La Veuve joyeuse au Volksoper de Vienne : joie, luxe et volupté
La représentation de La Veuve joyeuse (Die lustige Witwe) implique automatiquement le glamour. Marco Arturo Marelli est pleinement conscient de cela et établit dans sa mise en scène un espace adéquat pour que les fêtes de société puissent avoir lieu. La scène est ainsi transformée en un grand hall de danse avec des fenêtres qui donnent une vue sur l'illumination urbaine de Paris. L'ambiance festive qu'il conçoit est contagieuse, grâce également à la direction musicale d'Alexander Joel qui permet à l'orchestre de puiser dans le style cabaret. De bout en bout, la masse sonore maintient son éclat coloré, capable de représenter le music-hall parisien jusqu'au clin d'œil à la valse viennoise de Johann Strauss.
Hanna Glawari est incarnée par Ursula Pfitzner, remplaçante à la dernière minute de Rebecca Nelsen. Son timbre riche et brillant couplé avec sa diction impeccable assurent le charme inépuisable du personnage dans les parties chantées et parlées. Infiniment énergique, captivante et séduisante, elle saisit avec naturel et aisance la femme de société en robe scintillante qui tient le monde à portée de main.
Alexandre Beuchat en Comte Danilo Danilowitsch charme tout autant. La chaleur et la rondeur de son timbre mettent le chant voluptueux du personnage en valeur. Il vogue entre les registres avec aisance, même dans une multitude de mouvements corporels. Ses échanges avec Hanna révèlent une attraction mutuelle, scénique autant que vocale. Grâce à cela, la confession amoureuse «Lippen schweigen» («Heure exquise» dans la version française) dépasse son statut de duo célèbre et devient par conséquent un véritable moment dramatique.
Johanna Arrouas dans le rôle de Valencienne, femme du Baron Mirko Zeta, est d'un timbre chaleureux et d'un enthousiasme sans frein. La mélodicité de son chant s'accorde au caractère badin de son personnage. Dans les trios et les quatuors, la douceur et la texture veloutée de son chant soutiennent l'unité entre les voix. David Sitka en Camille de Rosillon se hisse dans cette même dynamique par son chant puissant, doté de brillance dans le registre haut. Dans le duo "Regarde le petit pavillon là-bas", son timbre fournit de l'assise, tout en douceur, lorsqu'il entre en contact avec la nuance aérienne de la voix de Valencienne.
Le Directeur du Volksoper Robert Meyer se charge du rôle parlé de Njegus, secrétaire d'ambassade, avec une dose de comique importante dans les scènes majeures tout en maintenant cette énergie dans ses interactions avec les autres personnages.

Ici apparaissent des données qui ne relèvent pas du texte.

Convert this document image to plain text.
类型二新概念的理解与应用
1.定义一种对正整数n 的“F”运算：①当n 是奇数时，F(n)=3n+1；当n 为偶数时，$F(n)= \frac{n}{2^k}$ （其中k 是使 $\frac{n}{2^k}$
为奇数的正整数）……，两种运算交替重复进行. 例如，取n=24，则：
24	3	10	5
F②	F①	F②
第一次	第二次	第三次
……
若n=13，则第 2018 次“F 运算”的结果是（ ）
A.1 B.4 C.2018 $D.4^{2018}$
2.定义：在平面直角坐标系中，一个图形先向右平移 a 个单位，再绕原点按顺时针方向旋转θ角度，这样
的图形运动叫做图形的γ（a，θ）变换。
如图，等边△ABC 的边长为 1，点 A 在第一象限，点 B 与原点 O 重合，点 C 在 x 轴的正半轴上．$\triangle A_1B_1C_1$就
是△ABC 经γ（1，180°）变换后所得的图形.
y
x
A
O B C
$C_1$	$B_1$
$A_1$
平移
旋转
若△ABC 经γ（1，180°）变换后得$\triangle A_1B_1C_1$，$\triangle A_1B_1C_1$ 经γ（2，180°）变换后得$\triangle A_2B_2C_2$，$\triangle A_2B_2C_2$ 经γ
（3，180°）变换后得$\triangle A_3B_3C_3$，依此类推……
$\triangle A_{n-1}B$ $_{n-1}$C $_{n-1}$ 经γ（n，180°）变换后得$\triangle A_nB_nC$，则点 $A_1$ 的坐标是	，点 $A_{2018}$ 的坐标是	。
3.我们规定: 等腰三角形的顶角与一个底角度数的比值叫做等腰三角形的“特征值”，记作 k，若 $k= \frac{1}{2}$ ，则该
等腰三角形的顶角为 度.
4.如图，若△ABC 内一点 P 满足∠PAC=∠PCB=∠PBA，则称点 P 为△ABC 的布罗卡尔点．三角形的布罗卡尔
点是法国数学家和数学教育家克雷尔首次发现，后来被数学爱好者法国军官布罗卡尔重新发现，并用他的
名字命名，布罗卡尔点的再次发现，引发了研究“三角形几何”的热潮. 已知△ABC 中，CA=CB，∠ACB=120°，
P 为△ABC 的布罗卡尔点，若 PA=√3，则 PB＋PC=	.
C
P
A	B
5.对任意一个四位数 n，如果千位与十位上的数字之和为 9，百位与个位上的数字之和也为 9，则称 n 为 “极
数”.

Sebastian Reinthaller en Baron Mirko Zeta capte la jalousie et l'ambition du personnage de manière ludique. La dynamique vocale et scénique entre Kromow, conseil d'ambassade de Pontévédro, incarné par Heinz Fitzka et sa femme Olga (Heike Dörfler), ainsi que Raoul de Saint-Brioche (Christian Drescher) apporte un appui comique à la discussion sur l'éventail perdu. De surcroît, les performances en solo et duo des résidents du Wiener Staatsballett Una Zubović et Gleb Shilov dans la fête des grisettes au troisième acte offrent une réjouissance de plus sur la scène transformée en piste de danse.
En somme, la scène transmet une énergie sans retenue. Face à un tel enthousiasme, les spectateurs sont tentés d'applaudir pour accompagner les rythmes de la musique. La séparation entre la scène et la salle disparaît, le spectacle se conclut sur un sentiment de convivialité, comme si les personnages étaient plutôt des proches que des acteurs.